Report on FBI Interrogations Omits the Lindh Case of Torture

Late last month, the Department of Justice Office of Inspector General issued a positive report on the FBI's involvement in detainee interrogations in Afghanistan, Guantanamo Bay and Iraq.

Late last month, the Department of Justice Office of Inspector General issued a positive report on the FBI's involvement in detainee interrogations in Afghanistan, Guantanamo Bay and Iraq.

I applaud the OIG's recognition of a handful of career Justice attorneys and FBI officials who challenged abusive interrogation techniques -- and warned correctly that torture would likely taint any legal proceedings against suspected terrorists. But praise for OIG's demi-candor in an atmosphere of absolute secrecy obscures the whitewash that the report really is. The report finds, "We believe the FBI should be credited for its conduct and professionalism in detainee interrogations." But to reach this conclusion, the OIG omits one of the earliest and most obvious cases of torture and FBI misconduct -- that of "American Taliban" John Walker Lindh.

In 2001 (a period covered by the report), Lindh, an American citizen, was found shot in the leg and barely alive. U.S. soldiers threatened him with death, blindfolded him, duct-taped him naked to a board, scrawled expletives on him, and posed with him for pictures -- before holding him in an unlit metal shipping container for two days. Yet, the OIG report states in its executive summary: "We found no instances in which an FBI agent participated in clear detainee abuse of the kind that some military interrogators used at Abu Ghraib prison."

I know otherwise because I was the Justice Department ethics advisor in the Lindh case. In 2001, I told the Criminal Division, which was advising the FBI in Afghanistan, that Lindh could not be interrogated without his counsel. That was on a Friday. The Criminal Division called back on Monday and said that the FBI had interrogated him anyway. They wanted to know what to do. I advised that the interview would have to be sealed and used only for national security purposes or intelligence-gathering, not criminal prosecution. Again, my advice was ignored.

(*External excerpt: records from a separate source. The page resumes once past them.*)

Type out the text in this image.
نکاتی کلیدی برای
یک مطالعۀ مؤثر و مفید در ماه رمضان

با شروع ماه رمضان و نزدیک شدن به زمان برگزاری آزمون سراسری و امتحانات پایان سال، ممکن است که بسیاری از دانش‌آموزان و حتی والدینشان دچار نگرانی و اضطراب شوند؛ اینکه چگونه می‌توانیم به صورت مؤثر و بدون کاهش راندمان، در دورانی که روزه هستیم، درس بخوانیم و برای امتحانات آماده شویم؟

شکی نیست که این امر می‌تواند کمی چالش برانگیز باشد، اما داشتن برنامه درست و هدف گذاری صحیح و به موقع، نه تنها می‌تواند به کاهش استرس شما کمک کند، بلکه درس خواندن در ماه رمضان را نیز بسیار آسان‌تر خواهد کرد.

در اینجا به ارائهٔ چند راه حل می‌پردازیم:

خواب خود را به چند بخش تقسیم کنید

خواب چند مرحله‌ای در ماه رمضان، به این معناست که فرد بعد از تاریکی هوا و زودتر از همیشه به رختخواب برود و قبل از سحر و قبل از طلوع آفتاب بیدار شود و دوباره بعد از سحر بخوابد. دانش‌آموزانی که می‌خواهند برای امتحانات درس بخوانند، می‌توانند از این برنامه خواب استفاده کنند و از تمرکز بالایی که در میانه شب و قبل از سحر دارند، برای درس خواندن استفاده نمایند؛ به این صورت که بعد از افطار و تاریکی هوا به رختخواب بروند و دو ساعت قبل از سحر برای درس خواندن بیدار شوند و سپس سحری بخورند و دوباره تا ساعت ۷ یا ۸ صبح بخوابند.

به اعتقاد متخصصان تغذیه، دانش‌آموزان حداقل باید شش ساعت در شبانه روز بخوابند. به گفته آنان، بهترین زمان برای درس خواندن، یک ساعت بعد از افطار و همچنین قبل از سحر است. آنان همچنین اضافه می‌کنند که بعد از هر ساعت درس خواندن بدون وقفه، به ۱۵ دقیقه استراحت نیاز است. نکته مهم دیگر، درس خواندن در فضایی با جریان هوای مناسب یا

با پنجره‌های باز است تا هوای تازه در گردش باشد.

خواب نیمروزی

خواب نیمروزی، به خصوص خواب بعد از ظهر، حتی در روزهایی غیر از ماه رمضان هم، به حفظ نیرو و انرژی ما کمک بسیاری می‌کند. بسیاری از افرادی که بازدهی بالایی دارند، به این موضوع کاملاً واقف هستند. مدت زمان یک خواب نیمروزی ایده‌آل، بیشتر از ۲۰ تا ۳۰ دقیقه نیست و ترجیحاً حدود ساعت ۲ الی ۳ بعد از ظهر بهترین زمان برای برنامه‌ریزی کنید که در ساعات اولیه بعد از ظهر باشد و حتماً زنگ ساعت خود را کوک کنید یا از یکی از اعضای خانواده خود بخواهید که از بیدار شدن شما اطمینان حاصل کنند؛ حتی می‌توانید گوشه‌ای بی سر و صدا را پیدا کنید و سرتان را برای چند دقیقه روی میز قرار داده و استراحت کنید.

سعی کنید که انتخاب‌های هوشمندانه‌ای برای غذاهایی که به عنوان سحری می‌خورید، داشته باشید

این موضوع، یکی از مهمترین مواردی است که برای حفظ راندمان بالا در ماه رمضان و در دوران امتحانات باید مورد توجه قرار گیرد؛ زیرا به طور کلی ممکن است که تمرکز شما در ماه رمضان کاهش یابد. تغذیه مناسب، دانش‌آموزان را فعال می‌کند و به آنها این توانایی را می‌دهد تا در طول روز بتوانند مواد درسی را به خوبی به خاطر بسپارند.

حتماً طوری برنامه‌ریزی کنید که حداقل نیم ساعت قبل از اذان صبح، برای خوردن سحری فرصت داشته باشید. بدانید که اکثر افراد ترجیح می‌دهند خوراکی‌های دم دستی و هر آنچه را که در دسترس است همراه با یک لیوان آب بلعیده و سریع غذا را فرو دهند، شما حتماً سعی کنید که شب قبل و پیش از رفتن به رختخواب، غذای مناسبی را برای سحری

Three months later, I inadvertently learned of a discovery order, which had been deliberately concealed from me, for all Justice Department correspondence related to Lindh's interrogation. When I went to comply, my e-mails had been purged from the file. With the help of technical support, I recovered them from my computer, turned them over to my boss, took home a copy in case they "disappeared" again, and resigned.

As the criminal case barreled toward trial, the Justice Department continued to assert that Lindh was never represented by counsel and that his rights had been "carefully, scrupulously guarded." I did not believe the Justice Department would have the temerity to make public statements contradicted by its own court filings if my e-mails had indeed reached the court. So I blew the whistle, which unleashed a cascade of retaliation.

Unbeknownst to me until a few weeks ago, the White House had decided not to turn over any documents to Lindh's defense lawyers. The Defense Department, apoplectic that its new policy on the torture of captives in the war on terrorism was going to be exposed, leaned on the Justice Department to offer Lindh a deal. On the eve of the suppression hearing that was going to expose his mistreatment, Lindh pleaded guilty to two relatively minor charges that landed him in prison for 20 years. As part of the plea bargain, he had to sign a statement swearing that he had "not been intentionally mistreated" by his U.S. captors, and waiving any future claim of torture.

In 2002, my lawyer made it abundantly clear to the OIG that I took several steps to thwart efforts to conceal material regarding Lindh's interrogation from the court. In January 2003, Inspector General Glenn Fine, who issued the recent FBI report, told my attorney that the OIG had looked into my whistleblower allegations and was not going to pursue them. (OIG did not look too searchingly because it did not even bother to interview me, the complainant.) To add insult to injury, OIG turned my case over for criminal prosecution, which eventually closed with no charges ever being brought. But the Justice Department was not through with me yet. It put me on the "No-Fly List" and referred me to the state bars in which I'm licensed as an attorney, based on a secret report -- by the OIG -- to which I did not have access.

Needless to say, the current OIG report does not mention FBI agent Christopher Reimann, who admits that when informing Lindh of his right to counsel, he ad-libbed, "Of course, there are no lawyers here . . . " When OIG catalogs a gruesome list of "techniques" used on detainees in Afghanistan -- including abusive handling, harsh restraints, deprivation of clothing, blindfolding, humiliation and isolation -- it does not reference Lindh. In fact, the report makes no mention of John Walker Lindh at all.

While I applaud the handful of people identified in the report who repeatedly challenged harsh interrogation tactics, I question the motive of the OIG report in propping them up as revisionist evidence that the Justice Department's and FBI's role in torture was somehow "not so bad." It must be remembered that the same Justice Department's Office of Legal Counsel, which writes legal opinions considered binding on federal agencies and departments, authored the infamous torture memo that gave Justice's imprimatur to such conduct in the first place. No OIG report has been issued on that.